Answer 1 :Thank you for the constructive comments and suggestions from the reviewer. The methods mentioned by the reviewer are indeed hot topics in current research on nonlinear partial differential equations. However, the methods mentioned by our reviewers are not familiar. Therefore, further research is needed. In this revision, we will still expand the content of the introduction and conclusion sections.
2. In the abstract, "to study the traveling wave solution" should be "to study traveling wave solutions". "two-dimensional phase portrait is drawn. Finally, 3D-diagram and 2D-diagram" should be "a two-dimensional phase portrait is drawn. Finally, a 3D-diagram and a 2D-diagram".
Answer 2 :Thank you for the reviewer's suggestions. There are indeed some printing errors in this article, and we will carefully revise it.
Reviewer 3 Report
Comments and Suggestions for AuthorsAs attached
Comments for author File: Comments.pdf
Needs rework
Author Response
Response to Reviewer #3 Comments
- The details of the basic motivation for the research should be properly stated.
Answer I : Thank you for the reviewer's suggestions. In the revised manuscript, in the introduction, we will further explain the research motivation of this article.

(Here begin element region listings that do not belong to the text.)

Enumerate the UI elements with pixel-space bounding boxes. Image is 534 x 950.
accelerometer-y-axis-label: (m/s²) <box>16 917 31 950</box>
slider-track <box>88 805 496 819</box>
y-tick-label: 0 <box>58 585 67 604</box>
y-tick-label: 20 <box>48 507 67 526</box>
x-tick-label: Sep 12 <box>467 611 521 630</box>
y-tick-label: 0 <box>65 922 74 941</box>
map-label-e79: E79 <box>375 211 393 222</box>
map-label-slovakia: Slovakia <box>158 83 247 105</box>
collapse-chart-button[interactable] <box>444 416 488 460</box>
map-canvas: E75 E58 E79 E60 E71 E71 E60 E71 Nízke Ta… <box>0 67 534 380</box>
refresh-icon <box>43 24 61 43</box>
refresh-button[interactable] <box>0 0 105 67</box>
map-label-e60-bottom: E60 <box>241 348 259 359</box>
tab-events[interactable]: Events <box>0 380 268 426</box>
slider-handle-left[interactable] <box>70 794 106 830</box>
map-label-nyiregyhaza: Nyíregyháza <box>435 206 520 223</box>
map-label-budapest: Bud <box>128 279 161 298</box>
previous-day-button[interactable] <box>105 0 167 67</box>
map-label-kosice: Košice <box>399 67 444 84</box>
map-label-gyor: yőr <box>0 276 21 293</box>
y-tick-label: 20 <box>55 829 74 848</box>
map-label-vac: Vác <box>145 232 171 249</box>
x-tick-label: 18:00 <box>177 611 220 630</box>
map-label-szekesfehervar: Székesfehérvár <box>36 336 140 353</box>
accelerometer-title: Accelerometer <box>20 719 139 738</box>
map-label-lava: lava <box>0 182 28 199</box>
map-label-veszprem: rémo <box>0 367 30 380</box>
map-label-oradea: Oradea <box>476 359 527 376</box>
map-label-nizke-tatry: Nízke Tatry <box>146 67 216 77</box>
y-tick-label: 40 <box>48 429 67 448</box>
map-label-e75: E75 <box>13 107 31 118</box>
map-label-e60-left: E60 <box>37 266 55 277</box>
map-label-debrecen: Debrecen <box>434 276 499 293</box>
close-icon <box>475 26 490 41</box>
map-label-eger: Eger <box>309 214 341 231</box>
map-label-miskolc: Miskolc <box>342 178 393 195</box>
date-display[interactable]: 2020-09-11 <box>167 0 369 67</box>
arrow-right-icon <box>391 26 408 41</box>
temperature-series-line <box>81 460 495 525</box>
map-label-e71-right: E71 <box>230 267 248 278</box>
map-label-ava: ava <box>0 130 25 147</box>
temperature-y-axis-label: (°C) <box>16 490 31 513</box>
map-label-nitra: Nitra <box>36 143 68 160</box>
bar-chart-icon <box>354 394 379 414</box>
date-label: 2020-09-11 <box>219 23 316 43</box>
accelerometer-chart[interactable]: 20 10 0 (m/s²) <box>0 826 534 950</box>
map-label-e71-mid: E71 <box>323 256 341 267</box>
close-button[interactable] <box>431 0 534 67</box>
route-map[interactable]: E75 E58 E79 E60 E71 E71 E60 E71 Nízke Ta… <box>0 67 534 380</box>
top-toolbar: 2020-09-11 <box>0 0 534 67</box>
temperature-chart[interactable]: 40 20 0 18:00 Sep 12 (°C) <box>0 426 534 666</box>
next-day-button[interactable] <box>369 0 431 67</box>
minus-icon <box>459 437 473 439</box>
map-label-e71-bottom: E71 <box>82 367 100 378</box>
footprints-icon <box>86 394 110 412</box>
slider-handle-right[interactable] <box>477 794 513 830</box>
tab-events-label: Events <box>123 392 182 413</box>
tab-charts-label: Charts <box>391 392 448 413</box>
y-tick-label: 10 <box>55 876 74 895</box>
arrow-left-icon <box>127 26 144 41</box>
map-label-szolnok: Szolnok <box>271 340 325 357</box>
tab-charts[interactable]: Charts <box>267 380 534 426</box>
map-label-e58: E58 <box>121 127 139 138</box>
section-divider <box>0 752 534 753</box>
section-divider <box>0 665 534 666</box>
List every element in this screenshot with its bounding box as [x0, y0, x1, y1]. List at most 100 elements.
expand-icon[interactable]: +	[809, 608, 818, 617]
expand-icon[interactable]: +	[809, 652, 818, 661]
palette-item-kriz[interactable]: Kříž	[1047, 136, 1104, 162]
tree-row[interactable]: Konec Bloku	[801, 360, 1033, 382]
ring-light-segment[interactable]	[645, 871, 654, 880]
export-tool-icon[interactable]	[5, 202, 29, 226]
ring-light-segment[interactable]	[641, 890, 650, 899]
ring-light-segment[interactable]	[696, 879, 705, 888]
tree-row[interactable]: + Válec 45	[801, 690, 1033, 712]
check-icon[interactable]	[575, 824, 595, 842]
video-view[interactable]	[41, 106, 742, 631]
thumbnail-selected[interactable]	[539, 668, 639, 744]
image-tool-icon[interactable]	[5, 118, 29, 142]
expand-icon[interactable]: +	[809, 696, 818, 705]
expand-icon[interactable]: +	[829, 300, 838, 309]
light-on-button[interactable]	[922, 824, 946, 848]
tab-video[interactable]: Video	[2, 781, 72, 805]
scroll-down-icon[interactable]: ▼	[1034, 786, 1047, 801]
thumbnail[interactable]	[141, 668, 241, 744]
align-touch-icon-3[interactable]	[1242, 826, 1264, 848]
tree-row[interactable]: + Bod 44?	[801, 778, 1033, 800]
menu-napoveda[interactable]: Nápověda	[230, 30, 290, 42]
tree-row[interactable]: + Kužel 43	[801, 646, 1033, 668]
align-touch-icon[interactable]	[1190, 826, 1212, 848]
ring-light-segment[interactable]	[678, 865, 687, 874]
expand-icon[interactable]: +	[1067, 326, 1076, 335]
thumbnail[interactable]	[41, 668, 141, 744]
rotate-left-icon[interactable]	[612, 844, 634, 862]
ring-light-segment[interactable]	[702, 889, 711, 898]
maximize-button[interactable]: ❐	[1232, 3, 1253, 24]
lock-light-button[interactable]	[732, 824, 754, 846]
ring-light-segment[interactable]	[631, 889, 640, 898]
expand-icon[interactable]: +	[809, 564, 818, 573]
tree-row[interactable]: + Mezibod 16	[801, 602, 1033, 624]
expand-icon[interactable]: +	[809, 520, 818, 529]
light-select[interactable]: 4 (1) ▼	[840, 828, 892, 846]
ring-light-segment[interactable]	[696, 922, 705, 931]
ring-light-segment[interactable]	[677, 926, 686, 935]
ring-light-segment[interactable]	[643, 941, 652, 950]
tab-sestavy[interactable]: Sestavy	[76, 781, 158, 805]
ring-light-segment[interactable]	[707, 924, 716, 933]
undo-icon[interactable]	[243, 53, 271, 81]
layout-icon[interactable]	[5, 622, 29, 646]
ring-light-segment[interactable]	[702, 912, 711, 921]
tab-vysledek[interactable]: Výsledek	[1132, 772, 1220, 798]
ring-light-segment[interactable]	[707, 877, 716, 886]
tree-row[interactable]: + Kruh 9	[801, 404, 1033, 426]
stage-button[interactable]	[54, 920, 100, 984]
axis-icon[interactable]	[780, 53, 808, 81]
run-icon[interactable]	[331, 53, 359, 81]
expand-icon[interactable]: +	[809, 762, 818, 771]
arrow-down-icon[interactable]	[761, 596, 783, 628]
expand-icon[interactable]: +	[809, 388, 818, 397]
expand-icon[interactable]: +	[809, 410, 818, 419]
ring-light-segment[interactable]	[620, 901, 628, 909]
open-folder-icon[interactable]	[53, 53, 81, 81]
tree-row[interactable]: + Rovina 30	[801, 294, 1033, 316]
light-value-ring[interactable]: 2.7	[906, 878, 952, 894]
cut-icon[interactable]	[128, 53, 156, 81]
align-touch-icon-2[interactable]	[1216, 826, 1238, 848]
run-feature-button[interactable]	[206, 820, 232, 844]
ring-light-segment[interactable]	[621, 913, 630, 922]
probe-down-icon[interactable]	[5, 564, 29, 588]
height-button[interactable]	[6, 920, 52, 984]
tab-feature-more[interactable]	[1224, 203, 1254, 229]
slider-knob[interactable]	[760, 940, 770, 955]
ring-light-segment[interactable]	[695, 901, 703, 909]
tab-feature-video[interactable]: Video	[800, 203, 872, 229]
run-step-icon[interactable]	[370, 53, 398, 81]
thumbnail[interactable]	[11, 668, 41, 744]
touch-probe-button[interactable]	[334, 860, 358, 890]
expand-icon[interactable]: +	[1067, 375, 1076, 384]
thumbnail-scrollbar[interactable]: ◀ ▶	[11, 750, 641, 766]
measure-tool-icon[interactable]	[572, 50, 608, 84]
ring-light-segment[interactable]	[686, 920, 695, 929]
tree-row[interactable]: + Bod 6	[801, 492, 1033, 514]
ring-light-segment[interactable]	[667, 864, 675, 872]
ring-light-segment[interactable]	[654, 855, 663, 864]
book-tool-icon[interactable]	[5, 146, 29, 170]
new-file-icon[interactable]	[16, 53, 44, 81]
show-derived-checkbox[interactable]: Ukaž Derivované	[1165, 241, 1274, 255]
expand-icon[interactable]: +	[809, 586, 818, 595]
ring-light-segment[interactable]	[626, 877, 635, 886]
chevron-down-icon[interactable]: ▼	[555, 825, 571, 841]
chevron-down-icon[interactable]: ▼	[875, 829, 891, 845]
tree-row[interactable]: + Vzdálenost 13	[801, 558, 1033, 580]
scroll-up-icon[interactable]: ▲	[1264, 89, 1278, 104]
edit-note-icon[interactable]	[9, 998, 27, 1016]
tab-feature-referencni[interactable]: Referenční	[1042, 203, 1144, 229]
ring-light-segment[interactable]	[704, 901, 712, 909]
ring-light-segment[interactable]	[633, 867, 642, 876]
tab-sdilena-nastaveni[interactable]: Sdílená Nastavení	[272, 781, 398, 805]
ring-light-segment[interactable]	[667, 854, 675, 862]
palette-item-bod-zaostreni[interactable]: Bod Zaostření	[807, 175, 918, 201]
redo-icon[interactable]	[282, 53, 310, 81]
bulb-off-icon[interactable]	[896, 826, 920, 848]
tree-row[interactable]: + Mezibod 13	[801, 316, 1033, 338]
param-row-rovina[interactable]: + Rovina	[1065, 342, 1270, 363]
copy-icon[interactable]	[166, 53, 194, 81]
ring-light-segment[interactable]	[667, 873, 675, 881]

- There are a lot of grammar issues in the write-up. For instance, see the following sentence:
III. "In the present era, nonlinear evolution equations (NLEEs) are employed in a number of areas like physics, chemistry, biology, fluid dynamics, engineering, optical fiber, plasma and hydrodynamics." Should be:
- "In the present era, nonlinear evolution equations (NLEEs) are employed in numerous fields such as physics, chemistry, biology, fluid dynamics, engineering, optical fiber technology, plasma physics, and hydrodynamics."
Answer II,III,IV : Thank you to the reviewer. We will carefully revise the paper and resolutely eliminate the occurrence of problems here.
- Authors should ensure that all figures and diagrams are clearly labeled and referenced in the text.
Answer V : Thank you to the reviewer. We will add the content mentioned by the reviewer in the revised manuscript.
- State the practical applications of the generalized fractional calculus over the classical integer form
Answer VI: Thank you for the reviewer's suggestions. We will state the issue you mentioned in the introduction.